Over the past couple of weeks we’ve seen a couple of great examples of service integrations from figshare and Zenodo that use the GitHub outbound API to automatically archive GitHub repositories. While the implementation of each solution is likely to be somewhat different I thought it might be useful to write up in general terms how to go about building such a service.

In a nutshell we need a tool that does the following:

Authenticates against the GitHub API
Configures an outbound API endpoint for repository events to be posted to
Respond to a GitHub repository event by grabbing a copy of the code
Issues a DOI for the code bundle

A while ago, together with Kaitlin Thaney (@MozillaScience) and Mark Hahnel (@figshare) I put together a proof of concept implementation called Fidgit that basically does the above. You can read more about how to run your own version of this service in the README here.

» Tuning in to the GitHub outbound API

GitHub has both an inbound (i.e. send commands to the API) and outbound notifications API called webhooks. By configuring the webhooks for a repository, it’s possible to receive an event notification from GitHub with some information about what has changed on the repo. Check out this list for all of the event types it’s possible to tune into but for the purposes of this article we’re going to focus on the event type that is generate when a new release is created.

Whether it’s Zenodo, figshare or a reference implementation like fidgit, they all rely upon listening to the [outbound GitHub API webhooks and responding with some actions based upon the content in the JSON payload received.

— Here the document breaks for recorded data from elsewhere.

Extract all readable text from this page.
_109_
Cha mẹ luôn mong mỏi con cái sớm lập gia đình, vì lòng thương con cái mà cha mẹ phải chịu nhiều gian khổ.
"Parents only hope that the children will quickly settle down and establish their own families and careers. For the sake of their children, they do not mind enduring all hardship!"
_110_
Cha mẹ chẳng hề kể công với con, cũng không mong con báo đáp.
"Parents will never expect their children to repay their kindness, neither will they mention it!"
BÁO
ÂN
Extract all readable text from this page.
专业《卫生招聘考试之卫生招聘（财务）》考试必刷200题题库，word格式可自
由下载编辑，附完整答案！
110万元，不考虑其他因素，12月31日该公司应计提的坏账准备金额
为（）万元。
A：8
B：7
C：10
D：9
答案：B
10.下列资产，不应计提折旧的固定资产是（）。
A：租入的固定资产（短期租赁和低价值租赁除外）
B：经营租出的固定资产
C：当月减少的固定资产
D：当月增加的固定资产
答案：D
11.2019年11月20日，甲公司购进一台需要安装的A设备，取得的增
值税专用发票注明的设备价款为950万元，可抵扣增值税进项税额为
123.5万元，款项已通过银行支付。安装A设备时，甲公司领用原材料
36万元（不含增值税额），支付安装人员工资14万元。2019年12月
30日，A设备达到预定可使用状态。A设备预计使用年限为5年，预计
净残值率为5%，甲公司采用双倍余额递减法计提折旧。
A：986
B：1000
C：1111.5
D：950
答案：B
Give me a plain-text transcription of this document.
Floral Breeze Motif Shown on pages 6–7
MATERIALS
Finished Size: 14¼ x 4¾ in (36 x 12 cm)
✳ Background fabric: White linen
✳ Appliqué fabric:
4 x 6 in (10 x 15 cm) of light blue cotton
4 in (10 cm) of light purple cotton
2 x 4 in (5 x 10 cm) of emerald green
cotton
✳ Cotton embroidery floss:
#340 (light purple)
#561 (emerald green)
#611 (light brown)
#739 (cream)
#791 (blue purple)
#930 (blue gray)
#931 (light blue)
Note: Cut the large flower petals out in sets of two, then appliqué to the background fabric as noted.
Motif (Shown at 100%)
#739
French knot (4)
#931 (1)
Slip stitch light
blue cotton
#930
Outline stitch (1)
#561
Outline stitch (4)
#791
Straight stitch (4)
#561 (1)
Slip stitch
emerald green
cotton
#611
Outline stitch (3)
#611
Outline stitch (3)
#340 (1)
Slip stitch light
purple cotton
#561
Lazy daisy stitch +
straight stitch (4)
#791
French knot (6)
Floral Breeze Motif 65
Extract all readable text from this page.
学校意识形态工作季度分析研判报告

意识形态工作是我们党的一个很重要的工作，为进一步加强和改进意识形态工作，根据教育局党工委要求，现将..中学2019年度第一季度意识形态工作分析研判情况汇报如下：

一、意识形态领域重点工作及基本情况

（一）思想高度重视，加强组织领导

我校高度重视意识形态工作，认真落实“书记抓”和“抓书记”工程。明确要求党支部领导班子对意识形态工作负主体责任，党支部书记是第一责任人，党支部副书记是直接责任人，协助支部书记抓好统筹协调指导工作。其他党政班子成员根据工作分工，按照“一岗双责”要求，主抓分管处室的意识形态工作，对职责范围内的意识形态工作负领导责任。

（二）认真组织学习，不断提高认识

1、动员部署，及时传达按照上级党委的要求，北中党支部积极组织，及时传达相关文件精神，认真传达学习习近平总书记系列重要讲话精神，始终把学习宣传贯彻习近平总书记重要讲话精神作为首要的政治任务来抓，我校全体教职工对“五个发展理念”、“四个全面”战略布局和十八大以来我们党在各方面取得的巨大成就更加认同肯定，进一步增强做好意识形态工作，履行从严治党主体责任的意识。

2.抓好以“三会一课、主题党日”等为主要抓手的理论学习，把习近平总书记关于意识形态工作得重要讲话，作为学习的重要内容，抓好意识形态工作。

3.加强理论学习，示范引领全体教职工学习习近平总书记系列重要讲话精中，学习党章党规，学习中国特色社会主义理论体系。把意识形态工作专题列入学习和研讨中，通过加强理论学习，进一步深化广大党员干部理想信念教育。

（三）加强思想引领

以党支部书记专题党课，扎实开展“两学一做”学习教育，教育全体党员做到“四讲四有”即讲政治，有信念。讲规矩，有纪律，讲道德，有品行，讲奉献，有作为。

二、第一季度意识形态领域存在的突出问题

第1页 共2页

» Creating a webhook on a GitHub repo

Creating a webhook for a GitHub repo is something that can only be done by someone who has permissions to modify the repository state in some way. In order for figshare and Zenodo to set up the webhooks on your GitHub repos, both applications ask you to log in with your GitHub credentials and authorise their applications to administer your webhooks, they do this using OAuth. While a full OAuth login flow is the ‘complete’ way to do this, Fidgit requires a personal access token from your GitHub profile and uses this to authenticate and create a webhook. Note, it’s possible to only ask for the conservative permissions on a GitHub user’s account to just administer OAuth webhook scopes. You can read more about these scopes here.

» Archiving the code

Once notified of a change in the repository (such as a new release) then we need to go and grab that code. This could be in the form of a ‘Git clone’ of the repository and all of its history but Fidgit, Zenodo and figshare all choose to just grab a snapshot of the code from the GitHub raw download service. At the bottom right of the page of every GitHub repository, there’s a link to ‘Download ZIP’. This basically gives us a copy of the current status of the repository but without an Git (or GitHub) information attached such as Git history. As these files can be reasonably large it makes sense to grab this code bundle in a background worker process. That happens in Fidgit worker here which basically uses plain old curl to grab the zip archive and then push the code up to figshare through their API.

» Putting a DOI on it

This step is left as an exercise for the reader (just kidding). Fidgit doesn’t do this, figshare, Zenodo and Dryad are doing this bit and so it’s out of scope for this article.